On March 12, the House unanimously passed approval for $9.8 million in Capital Improvement Funds to go toward the nine-classroom science and technology building for Waimea Middle School included in House Bill 1700, House Draft 1, proposed by Rep. Cindy Evans.
The $9.89M appropriation would be combined with $5 million in Capital Improvement Project funds authorized by the 2013 Legislature to construct the building. The bill now goes to the Senate for approval, then to the governor.
“This will be a game changer for the community,” said Rep. Evans said of the future WMS science and technology building during a visit to the school with Principal Matt Horne on March 16.
There are more than 285 sixth through eighth graders at Waimea Middle School. The school has been working with the Department of Education on the science-technology building since 2003. The Legislature authorized $1million for planning, design, and engineering in 2007, which is separate from the $5 million CIP funding for the project secured by Sen. Malama Solomon and Rep. Cindy Evans in 2013.
“This has been many, many years coming to fruition,” Evans said. “It has been a journey getting them a facility that supports the curriculum. Because if you don’t have the right tools, then how are you going to teach them and prepare them for learning?”
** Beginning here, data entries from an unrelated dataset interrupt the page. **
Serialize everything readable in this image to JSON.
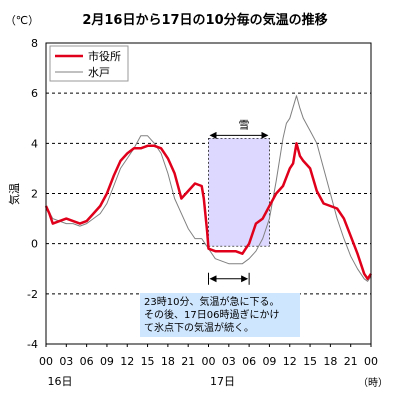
{
  "chart_data": {
    "type": "line",
    "title": "2月16日から17日の10分毎の気温の推移",
    "unit_label": "（℃）",
    "ylabel": "気温",
    "xlabel_unit": "（時）",
    "ylim": [
      -4,
      8
    ],
    "yticks": [
      -4,
      -2,
      0,
      2,
      4,
      6,
      8
    ],
    "xlim": [
      0,
      48
    ],
    "xtick_positions": [
      0,
      3,
      6,
      9,
      12,
      15,
      18,
      21,
      24,
      27,
      30,
      33,
      36,
      39,
      42,
      45,
      48
    ],
    "xtick_labels": [
      "00",
      "03",
      "06",
      "09",
      "12",
      "15",
      "18",
      "21",
      "00",
      "03",
      "06",
      "09",
      "12",
      "15",
      "18",
      "21",
      "00"
    ],
    "day_labels": [
      {
        "x": 0,
        "label": "16日"
      },
      {
        "x": 24,
        "label": "17日"
      }
    ],
    "grid": "dashed horizontal at 2℃ intervals",
    "legend_position": "top-left",
    "series": [
      {
        "name": "市役所",
        "color": "#e0001b",
        "points": [
          [
            0,
            1.5
          ],
          [
            0.5,
            1.2
          ],
          [
            1,
            0.8
          ],
          [
            2,
            0.9
          ],
          [
            3,
            1.0
          ],
          [
            4,
            0.9
          ],
          [
            5,
            0.8
          ],
          [
            6,
            0.9
          ],
          [
            7,
            1.2
          ],
          [
            8,
            1.5
          ],
          [
            9,
            2.0
          ],
          [
            10,
            2.7
          ],
          [
            11,
            3.3
          ],
          [
            12,
            3.6
          ],
          [
            13,
            3.8
          ],
          [
            14,
            3.8
          ],
          [
            15,
            3.9
          ],
          [
            16,
            3.9
          ],
          [
            17,
            3.8
          ],
          [
            18,
            3.4
          ],
          [
            19,
            2.8
          ],
          [
            20,
            1.8
          ],
          [
            21,
            2.1
          ],
          [
            22,
            2.4
          ],
          [
            23,
            2.3
          ],
          [
            23.3,
            1.8
          ],
          [
            23.8,
            0.5
          ],
          [
            24,
            -0.2
          ],
          [
            25,
            -0.3
          ],
          [
            26,
            -0.3
          ],
          [
            27,
            -0.3
          ],
          [
            28,
            -0.3
          ],
          [
            29,
            -0.4
          ],
          [
            29.5,
            -0.2
          ],
          [
            30,
            0.0
          ],
          [
            31,
            0.8
          ],
          [
            32,
            1.0
          ],
          [
            33,
            1.5
          ],
          [
            34,
            2.0
          ],
          [
            35,
            2.3
          ],
          [
            36,
            3.0
          ],
          [
            36.5,
            3.2
          ],
          [
            37,
            4.0
          ],
          [
            37.5,
            3.5
          ],
          [
            38,
            3.3
          ],
          [
            39,
            3.0
          ],
          [
            40,
            2.1
          ],
          [
            41,
            1.6
          ],
          [
            42,
            1.5
          ],
          [
            43,
            1.4
          ],
          [
            44,
            1.0
          ],
          [
            45,
            0.3
          ],
          [
            46,
            -0.4
          ],
          [
            47,
            -1.2
          ],
          [
            47.5,
            -1.4
          ],
          [
            48,
            -1.2
          ]
        ]
      },
      {
        "name": "水戸",
        "color": "#808080",
        "points": [
          [
            0,
            1.5
          ],
          [
            1,
            1.0
          ],
          [
            2,
            0.9
          ],
          [
            3,
            0.8
          ],
          [
            4,
            0.8
          ],
          [
            5,
            0.7
          ],
          [
            6,
            0.8
          ],
          [
            7,
            1.0
          ],
          [
            8,
            1.2
          ],
          [
            9,
            1.6
          ],
          [
            10,
            2.3
          ],
          [
            11,
            3.0
          ],
          [
            12,
            3.4
          ],
          [
            13,
            3.8
          ],
          [
            14,
            4.3
          ],
          [
            15,
            4.3
          ],
          [
            16,
            4.0
          ],
          [
            17,
            3.6
          ],
          [
            18,
            2.8
          ],
          [
            19,
            1.8
          ],
          [
            20,
            1.2
          ],
          [
            21,
            0.6
          ],
          [
            22,
            0.2
          ],
          [
            23,
            0.2
          ],
          [
            24,
            -0.2
          ],
          [
            25,
            -0.6
          ],
          [
            26,
            -0.7
          ],
          [
            27,
            -0.8
          ],
          [
            28,
            -0.8
          ],
          [
            29,
            -0.8
          ],
          [
            30,
            -0.6
          ],
          [
            31,
            -0.3
          ],
          [
            32,
            0.2
          ],
          [
            33,
            1.0
          ],
          [
            34,
            2.5
          ],
          [
            35,
            4.2
          ],
          [
            35.5,
            4.8
          ],
          [
            36,
            5.0
          ],
          [
            37,
            5.9
          ],
          [
            37.5,
            5.4
          ],
          [
            38,
            5.0
          ],
          [
            39,
            4.5
          ],
          [
            40,
            4.0
          ],
          [
            41,
            3.0
          ],
          [
            42,
            2.0
          ],
          [
            43,
            1.0
          ],
          [
            44,
            0.2
          ],
          [
            45,
            -0.5
          ],
          [
            46,
            -1.0
          ],
          [
            47,
            -1.4
          ],
          [
            47.5,
            -1.5
          ],
          [
            48,
            -1.3
          ]
        ]
      }
    ],
    "snow_period": {
      "label": "雪",
      "start": 24,
      "end": 33,
      "ymin": -0.1,
      "ymax": 4.2
    },
    "cold_period": {
      "start": 24,
      "end": 30,
      "y": -1.4
    },
    "annotation": {
      "lines": [
        "23時10分、気温が急に下る。",
        "その後、17日06時過ぎにかけ",
        "て氷点下の気温が続く。"
      ]
    }
  }
}
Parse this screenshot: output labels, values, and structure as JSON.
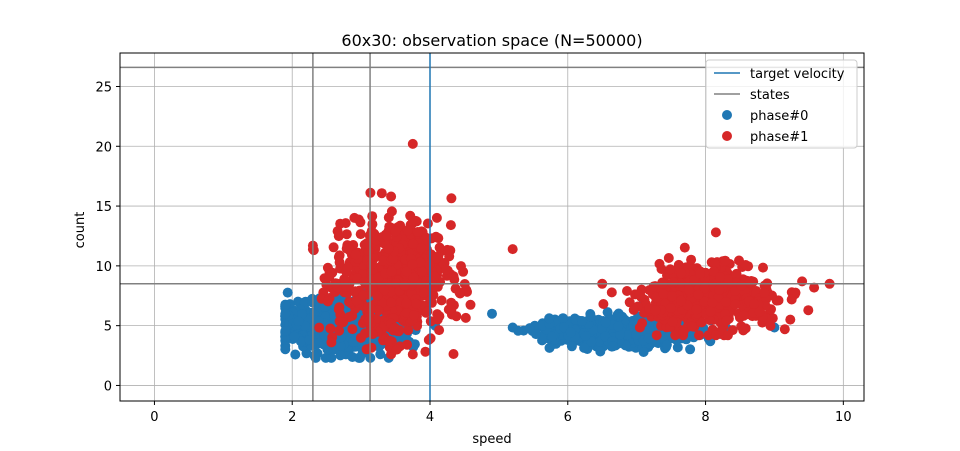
{
  "chart_data": {
    "type": "scatter",
    "title": "60x30: observation space (N=50000)",
    "xlabel": "speed",
    "ylabel": "count",
    "xlim": [
      -0.5,
      10.3
    ],
    "ylim": [
      -1.3,
      27.8
    ],
    "x_ticks": [
      "0",
      "2",
      "4",
      "6",
      "8",
      "10"
    ],
    "x_tick_values": [
      0,
      2,
      4,
      6,
      8,
      10
    ],
    "y_ticks": [
      "0",
      "5",
      "10",
      "15",
      "20",
      "25"
    ],
    "y_tick_values": [
      0,
      5,
      10,
      15,
      20,
      25
    ],
    "grid": true,
    "legend_position": "top-right",
    "target_velocity": {
      "label": "target velocity",
      "x": 4.0,
      "color": "#1f77b4"
    },
    "states": {
      "label": "states",
      "color": "#808080",
      "vertical_lines_x": [
        2.3,
        3.13
      ],
      "horizontal_lines_y": [
        8.5,
        26.6
      ]
    },
    "series": [
      {
        "name": "phase#0",
        "color": "#1f77b4",
        "clusters": [
          {
            "x_range": [
              1.9,
              4.9
            ],
            "y_range": [
              2.3,
              9.7
            ],
            "center": [
              2.8,
              5.0
            ]
          },
          {
            "x_range": [
              5.2,
              9.0
            ],
            "y_range": [
              2.8,
              6.9
            ],
            "center": [
              6.8,
              4.5
            ]
          }
        ]
      },
      {
        "name": "phase#1",
        "color": "#d62728",
        "clusters": [
          {
            "x_range": [
              2.3,
              5.2
            ],
            "y_range": [
              2.6,
              20.2
            ],
            "center": [
              3.5,
              9.0
            ]
          },
          {
            "x_range": [
              6.5,
              9.8
            ],
            "y_range": [
              4.2,
              12.8
            ],
            "center": [
              8.0,
              7.5
            ]
          }
        ]
      }
    ]
  }
}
Evans said she thinks it’s important to educate students from K-12, but that the middle school years are critical to their future.
“It is all about school readiness,” Evans said. “Next they are going to go into high school.”
She said that an emphasis in STEM in middle school is an emphasis in “growing the next generation.”
“The workforce is demanding it,” she said. “It will help them with jobs.”
Over the summer, representatives from the House Finance Committee visited the school, including Rep. Sylvia Luke, chairwoman. Members of the Senate also visited.
“It has been 20 plus years since there has been an investment in educational infrastructure in Waimea. It is time,” WMS Principal Matt Horne told the visiting House Finance members. “It is time that we show our kids and our community that we value their education and that we give them the hope for what they can become in the 21st century. This is preparing kids for 21st century learning.”
WMS and the Department of Education are asking to include photovoltaic installation for the science-technology building. Horne said the photovoltaic would help reduce their annual $50,000 electricity bill.
Funding requests include classroom furnishings, technology for classroom use and a paved entry drive. In the plans are an outdoor amphitheater-style classroom that leads to the Mala’ai Culinary Garden for integrated indoor and outdoor science.
According to Horne, the design will help integrate the STEM classroom learning with agriculture.